まぁやんと龍弥は急いで桐谷倉庫に向かった。


「お前らここに並べや」

恋たちは蹴られながら、その城田と呼ばれる男の前に並ばされた。

城田はテーブルに足を投げ出して座っていた。

「お嬢ちゃんたち、やってくれたね…」

城田はゆっくりな口調で語り出した。

「嬢ちゃんたちに持たせたおくすり、一体いくらすると思ってるの?」

「……」

「一粒5万円だよ!お前らがトイレに流したやつ!20粒で100万円だよ!どうすんの?これ?」

澤に持たされたときは1粒5000円と言われていた。ドラッグを売る時の常套手段である。

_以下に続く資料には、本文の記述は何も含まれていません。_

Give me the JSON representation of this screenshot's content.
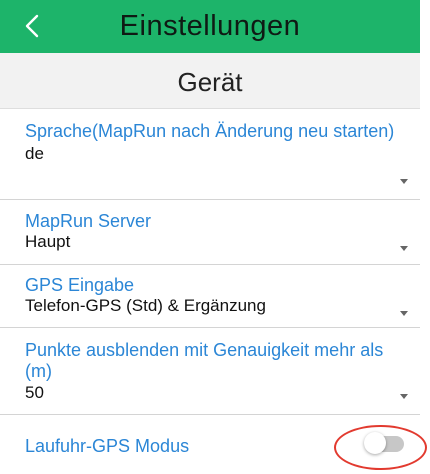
{
  "header": {
    "title": "Einstellungen",
    "back_icon": "chevron-left-icon",
    "color": "#1db46a"
  },
  "section": {
    "title": "Gerät"
  },
  "settings": [
    {
      "label": "Sprache(MapRun nach Änderung neu starten)",
      "value": "de"
    },
    {
      "label": "MapRun Server",
      "value": "Haupt"
    },
    {
      "label": "GPS Eingabe",
      "value": "Telefon-GPS (Std) & Ergänzung"
    },
    {
      "label": "Punkte ausblenden mit Genauigkeit mehr als (m)",
      "value": "50"
    }
  ],
  "watch_gps": {
    "label": "Laufuhr-GPS Modus",
    "enabled": false
  },
  "colors": {
    "label_blue": "#2b86d6",
    "highlight_red": "#e23a2f"
  }
}
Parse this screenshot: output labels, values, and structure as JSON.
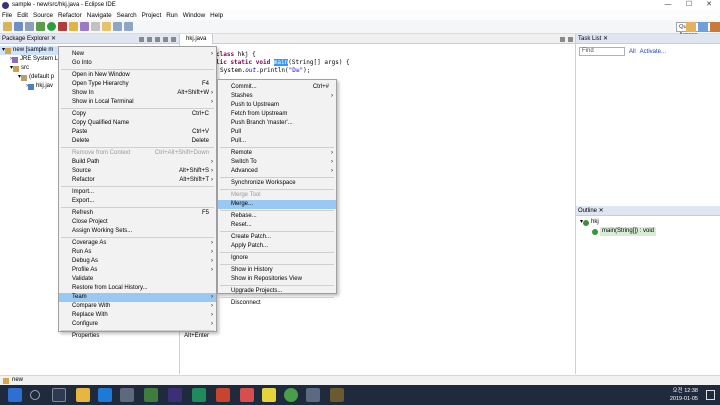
{
  "window": {
    "title": "sample - new/src/hkj.java - Eclipse IDE",
    "controls": [
      "—",
      "☐",
      "✕"
    ]
  },
  "menubar": [
    "File",
    "Edit",
    "Source",
    "Refactor",
    "Navigate",
    "Search",
    "Project",
    "Run",
    "Window",
    "Help"
  ],
  "toolbar": {
    "quick_access_placeholder": "Quick Access"
  },
  "package_explorer": {
    "tab_label": "Package Explorer ✕",
    "tree": [
      {
        "label": "new [sample m",
        "depth": 0,
        "selected": true
      },
      {
        "label": "JRE System L",
        "depth": 1
      },
      {
        "label": "src",
        "depth": 1
      },
      {
        "label": "(default p",
        "depth": 2
      },
      {
        "label": "hkj.jav",
        "depth": 3
      }
    ]
  },
  "editor": {
    "tab_label": "hkj.java",
    "code_lines": [
      [
        "kw:class",
        "txt: hkj {"
      ],
      [
        "kw:lic static void ",
        "hl:main",
        "txt:(String[] args) {"
      ],
      [
        "txt:System.",
        "fld:out",
        "txt:.println(",
        "str:\"D≡\"",
        "txt:);"
      ],
      [
        "txt:"
      ]
    ]
  },
  "task_list": {
    "tab_label": "Task List ✕",
    "find_placeholder": "Find",
    "all_label": "All",
    "activate_label": "Activate..."
  },
  "outline": {
    "tab_label": "Outline ✕",
    "items": [
      {
        "label": "hkj",
        "depth": 0
      },
      {
        "label": "main(String[]) : void",
        "depth": 1
      }
    ]
  },
  "status": {
    "text": "new"
  },
  "taskbar": {
    "time": "오전 12:38",
    "date": "2019-01-05"
  },
  "context_menu": {
    "items": [
      {
        "label": "New",
        "arrow": true
      },
      {
        "label": "Go Into"
      },
      {
        "sep": true
      },
      {
        "label": "Open in New Window"
      },
      {
        "label": "Open Type Hierarchy",
        "shortcut": "F4"
      },
      {
        "label": "Show In",
        "shortcut": "Alt+Shift+W",
        "arrow": true
      },
      {
        "label": "Show in Local Terminal",
        "arrow": true
      },
      {
        "sep": true
      },
      {
        "label": "Copy",
        "shortcut": "Ctrl+C"
      },
      {
        "label": "Copy Qualified Name"
      },
      {
        "label": "Paste",
        "shortcut": "Ctrl+V"
      },
      {
        "label": "Delete",
        "shortcut": "Delete"
      },
      {
        "sep": true
      },
      {
        "label": "Remove from Context",
        "shortcut": "Ctrl+Alt+Shift+Down",
        "disabled": true
      },
      {
        "label": "Build Path",
        "arrow": true
      },
      {
        "label": "Source",
        "shortcut": "Alt+Shift+S",
        "arrow": true
      },
      {
        "label": "Refactor",
        "shortcut": "Alt+Shift+T",
        "arrow": true
      },
      {
        "sep": true
      },
      {
        "label": "Import..."
      },
      {
        "label": "Export..."
      },
      {
        "sep": true
      },
      {
        "label": "Refresh",
        "shortcut": "F5"
      },
      {
        "label": "Close Project"
      },
      {
        "label": "Assign Working Sets..."
      },
      {
        "sep": true
      },
      {
        "label": "Coverage As",
        "arrow": true
      },
      {
        "label": "Run As",
        "arrow": true
      },
      {
        "label": "Debug As",
        "arrow": true
      },
      {
        "label": "Profile As",
        "arrow": true
      },
      {
        "label": "Validate"
      },
      {
        "label": "Restore from Local History..."
      },
      {
        "label": "Team",
        "arrow": true,
        "hover": true
      },
      {
        "label": "Compare With",
        "arrow": true
      },
      {
        "label": "Replace With",
        "arrow": true
      },
      {
        "label": "Configure",
        "arrow": true
      },
      {
        "sep": true
      },
      {
        "label": "Properties",
        "shortcut": "Alt+Enter"
      }
    ]
  },
  "team_submenu": {
    "items": [
      {
        "label": "Commit...",
        "shortcut": "Ctrl+#"
      },
      {
        "label": "Stashes",
        "arrow": true
      },
      {
        "label": "Push to Upstream"
      },
      {
        "label": "Fetch from Upstream"
      },
      {
        "label": "Push Branch 'master'..."
      },
      {
        "label": "Pull"
      },
      {
        "label": "Pull..."
      },
      {
        "sep": true
      },
      {
        "label": "Remote",
        "arrow": true
      },
      {
        "label": "Switch To",
        "arrow": true
      },
      {
        "label": "Advanced",
        "arrow": true
      },
      {
        "sep": true
      },
      {
        "label": "Synchronize Workspace"
      },
      {
        "sep": true
      },
      {
        "label": "Merge Tool",
        "disabled": true
      },
      {
        "label": "Merge...",
        "hover": true
      },
      {
        "sep": true
      },
      {
        "label": "Rebase..."
      },
      {
        "label": "Reset..."
      },
      {
        "sep": true
      },
      {
        "label": "Create Patch..."
      },
      {
        "label": "Apply Patch..."
      },
      {
        "sep": true
      },
      {
        "label": "Ignore"
      },
      {
        "sep": true
      },
      {
        "label": "Show in History"
      },
      {
        "label": "Show in Repositories View"
      },
      {
        "sep": true
      },
      {
        "label": "Upgrade Projects..."
      },
      {
        "sep": true
      },
      {
        "label": "Disconnect"
      }
    ]
  }
}
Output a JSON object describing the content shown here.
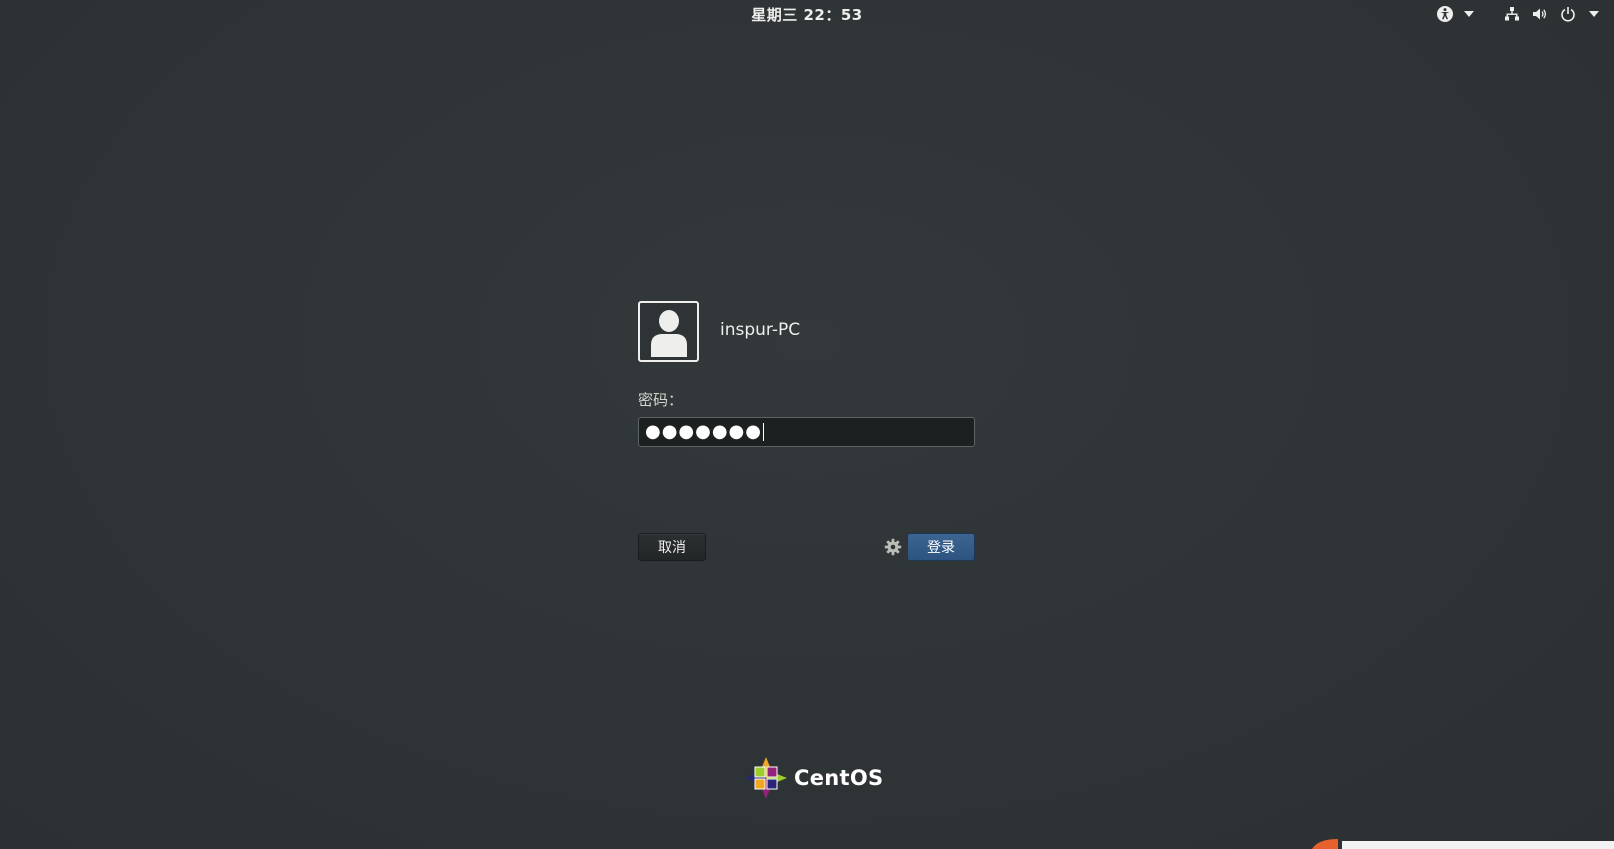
{
  "topbar": {
    "clock": "星期三 22：53",
    "icons": {
      "accessibility": "accessibility-icon",
      "network": "network-wired-icon",
      "volume": "volume-icon",
      "power": "power-icon"
    }
  },
  "login": {
    "username": "inspur-PC",
    "password_label": "密码：",
    "password_value": "●●●●●●●",
    "cancel_label": "取消",
    "login_label": "登录",
    "avatar_icon": "user-avatar-icon",
    "session_icon": "gear-icon"
  },
  "branding": {
    "logo_text": "CentOS",
    "logo_icon": "centos-logo-icon"
  },
  "colors": {
    "background": "#2e3436",
    "login_button": "#335c88",
    "text": "#eeeeec"
  }
}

「お前らじゃあ返せないよなー。親に頼るか?それとも身体で返すか?いいぜ!女子高生のレイプもの!高く売れるからよぉ」

(わたし、何やってたんだろ…あの時お兄ちゃんが来た時…一緒に帰っていれば…)

恋の頭の中には、康二やまぁやん、龍弥と一緒に楽しく過ごした学園のことが走馬灯のように思い出された。

「城田さん、こいつらに100万払う余裕なんてないっすよ!こいつなんて、育児放棄で捨てられた子供なんですから」

「くっ!」

恋は澤を睨んだ。

「なんだ!その目は!」

澤は恋の顔を思いっきり殴った。

恋は口のなかを切った。

「おいおい!あまり商品に傷付けんじゃねぇ」

「さーせん!」

「まぁ、味見くらいならいいけどな。ふはははは」

「マジっすか!」

「味見だぞ、あ・じ・み!」

澤はジリジリと恋に近づいてきた。

「やだ!やめて!来ないで!」

抵抗する恋を、仲間が押さえつける。

澤は恋の上着に手をかけて、勢いよく裂いた。

恋のブラウスが破け、下着があわらになった。

「ふふふふ…」

(あぁ…もうだめだ…お兄ちゃん、まぁ兄、龍兄、ごめんなさい…わたし…)

恋は心の中で、己の未熟さ、己の行動の甘さを恨んだ。